Unlike Sharp and Mitchell-Sandor, Huffman received mental health support as opposed to the other two aforementioned individuals. As a result of her mental health, she did not remain working entirely aboard the USS GW. She had been seeing a civilian mental health counselor and had been prescribed many different medications and diagnoses throughout this span of time.

According to the report, “In summer 2020, Huffman was admitted to NMCP after a suicide attempt,” but it “was not reported in the Defense Information Service System.” The report said that a missed appointment after a supervisor prevented her from taking time off to see a mental health professional led to the provider dropping her as a patient and that she had reported “having daily thoughts of wanting to end her life.” 

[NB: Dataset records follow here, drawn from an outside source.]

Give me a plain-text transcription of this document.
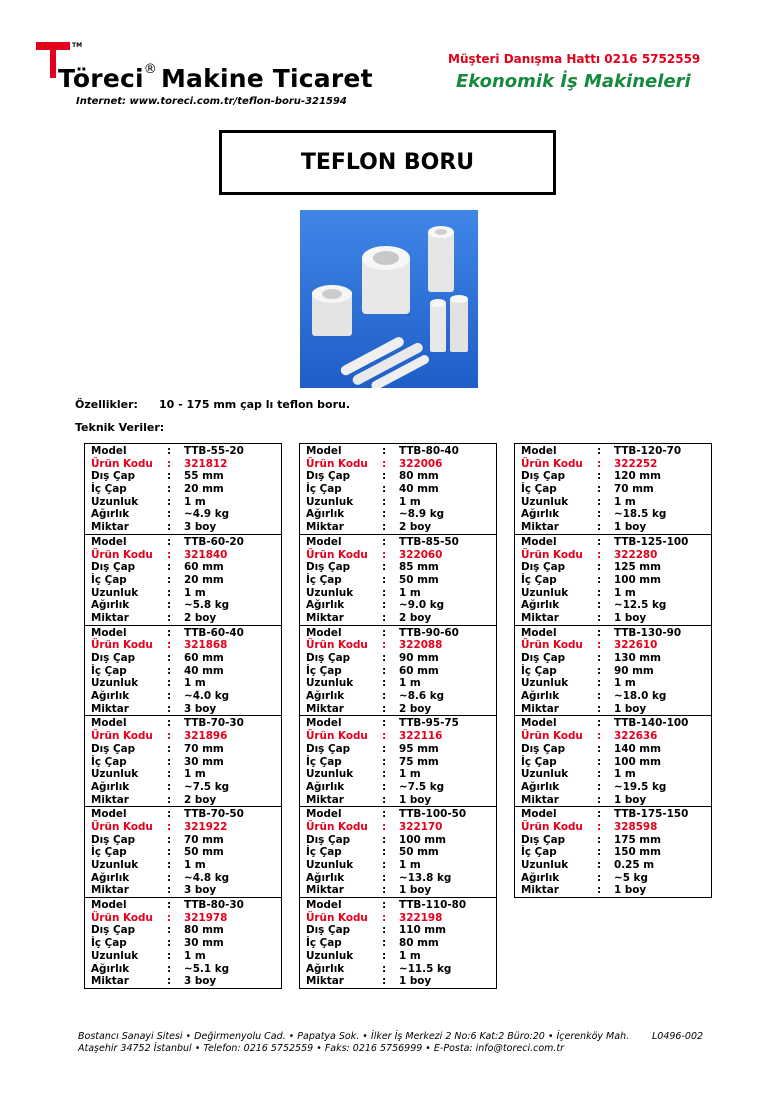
TM
Töreci® Makine Ticaret
Internet: www.toreci.com.tr/teflon-boru-321594
Müşteri Danışma Hattı 0216 5752559
Ekonomik İş Makineleri
TEFLON BORU
Özellikler: 10 - 175 mm çap lı teflon boru.
Teknik Veriler:
Model	: TTB-55-20
Ürün Kodu : 321812
Dış Çap	: 55 mm
İç Çap	: 20 mm
Uzunluk	: 1 m
Ağırlık	: ~4.9 kg
Miktar	: 3 boy
Model	: TTB-60-20
Ürün Kodu : 321840
Dış Çap	: 60 mm
İç Çap	: 20 mm
Uzunluk	: 1 m
Ağırlık	: ~5.8 kg
Miktar	: 2 boy
Model	: TTB-60-40
Ürün Kodu : 321868
Dış Çap	: 60 mm
İç Çap	: 40 mm
Uzunluk	: 1 m
Ağırlık	: ~4.0 kg
Miktar	: 3 boy
Model	: TTB-70-30
Ürün Kodu : 321896
Dış Çap	: 70 mm
İç Çap	: 30 mm
Uzunluk	: 1 m
Ağırlık	: ~7.5 kg
Miktar	: 2 boy
Model	: TTB-70-50
Ürün Kodu : 321922
Dış Çap	: 70 mm
İç Çap	: 50 mm
Uzunluk	: 1 m
Ağırlık	: ~4.8 kg
Miktar	: 3 boy
Model	: TTB-80-30
Ürün Kodu : 321978
Dış Çap	: 80 mm
İç Çap	: 30 mm
Uzunluk	: 1 m
Ağırlık	: ~5.1 kg
Miktar	: 3 boy
Model	: TTB-80-40
Ürün Kodu : 322006
Dış Çap	: 80 mm
İç Çap	: 40 mm
Uzunluk	: 1 m
Ağırlık	: ~8.9 kg
Miktar	: 2 boy
Model	: TTB-85-50
Ürün Kodu : 322060
Dış Çap	: 85 mm
İç Çap	: 50 mm
Uzunluk	: 1 m
Ağırlık	: ~9.0 kg
Miktar	: 2 boy
Model	: TTB-90-60
Ürün Kodu : 322088
Dış Çap	: 90 mm
İç Çap	: 60 mm
Uzunluk	: 1 m
Ağırlık	: ~8.6 kg
Miktar	: 2 boy
Model	: TTB-95-75
Ürün Kodu : 322116
Dış Çap	: 95 mm
İç Çap	: 75 mm
Uzunluk	: 1 m
Ağırlık	: ~7.5 kg
Miktar	: 1 boy
Model	: TTB-100-50
Ürün Kodu : 322170
Dış Çap	: 100 mm
İç Çap	: 50 mm
Uzunluk	: 1 m
Ağırlık	: ~13.8 kg
Miktar	: 1 boy
Model	: TTB-110-80
Ürün Kodu : 322198
Dış Çap	: 110 mm
İç Çap	: 80 mm
Uzunluk	: 1 m
Ağırlık	: ~11.5 kg
Miktar	: 1 boy
Model	: TTB-120-70
Ürün Kodu : 322252
Dış Çap	: 120 mm
İç Çap	: 70 mm
Uzunluk	: 1 m
Ağırlık	: ~18.5 kg
Miktar	: 1 boy
Model	: TTB-125-100
Ürün Kodu : 322280
Dış Çap	: 125 mm
İç Çap	: 100 mm
Uzunluk	: 1 m
Ağırlık	: ~12.5 kg
Miktar	: 1 boy
Model	: TTB-130-90
Ürün Kodu : 322610
Dış Çap	: 130 mm
İç Çap	: 90 mm
Uzunluk	: 1 m
Ağırlık	: ~18.0 kg
Miktar	: 1 boy
Model	: TTB-140-100
Ürün Kodu : 322636
Dış Çap	: 140 mm
İç Çap	: 100 mm
Uzunluk	: 1 m
Ağırlık	: ~19.5 kg
Miktar	: 1 boy
Model	: TTB-175-150
Ürün Kodu : 328598
Dış Çap	: 175 mm
İç Çap	: 150 mm
Uzunluk	: 0.25 m
Ağırlık	: ~5 kg
Miktar	: 1 boy
Bostancı Sanayi Sitesi • Değirmenyolu Cad. • Papatya Sok. • İlker İş Merkezi 2 No:6 Kat:2 Büro:20 • İçerenköy Mah.
Ataşehir 34752 İstanbul • Telefon: 0216 5752559 • Faks: 0216 5756999 • E-Posta: info@toreci.com.tr
L0496-002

This tragedy not only shows how the people in charge of the officers lacked aforethought and appropriate responses needed for mental health crises but also how stigmas around mental health affect individuals. These people were all under immense stress and needed support, which in some cases, they were said not to have reached out for. 

These tragedies are just that, tragedies. Yet there are things that can be done both proactively and reactively to avoid them. Checking in on loved ones can help prevent suicides and other things from happening. Many people have struggles that may be unapparent, by supporting family and friends, especially those in stressful situations or that have a history of mental health problems, these tragedies can become fewer.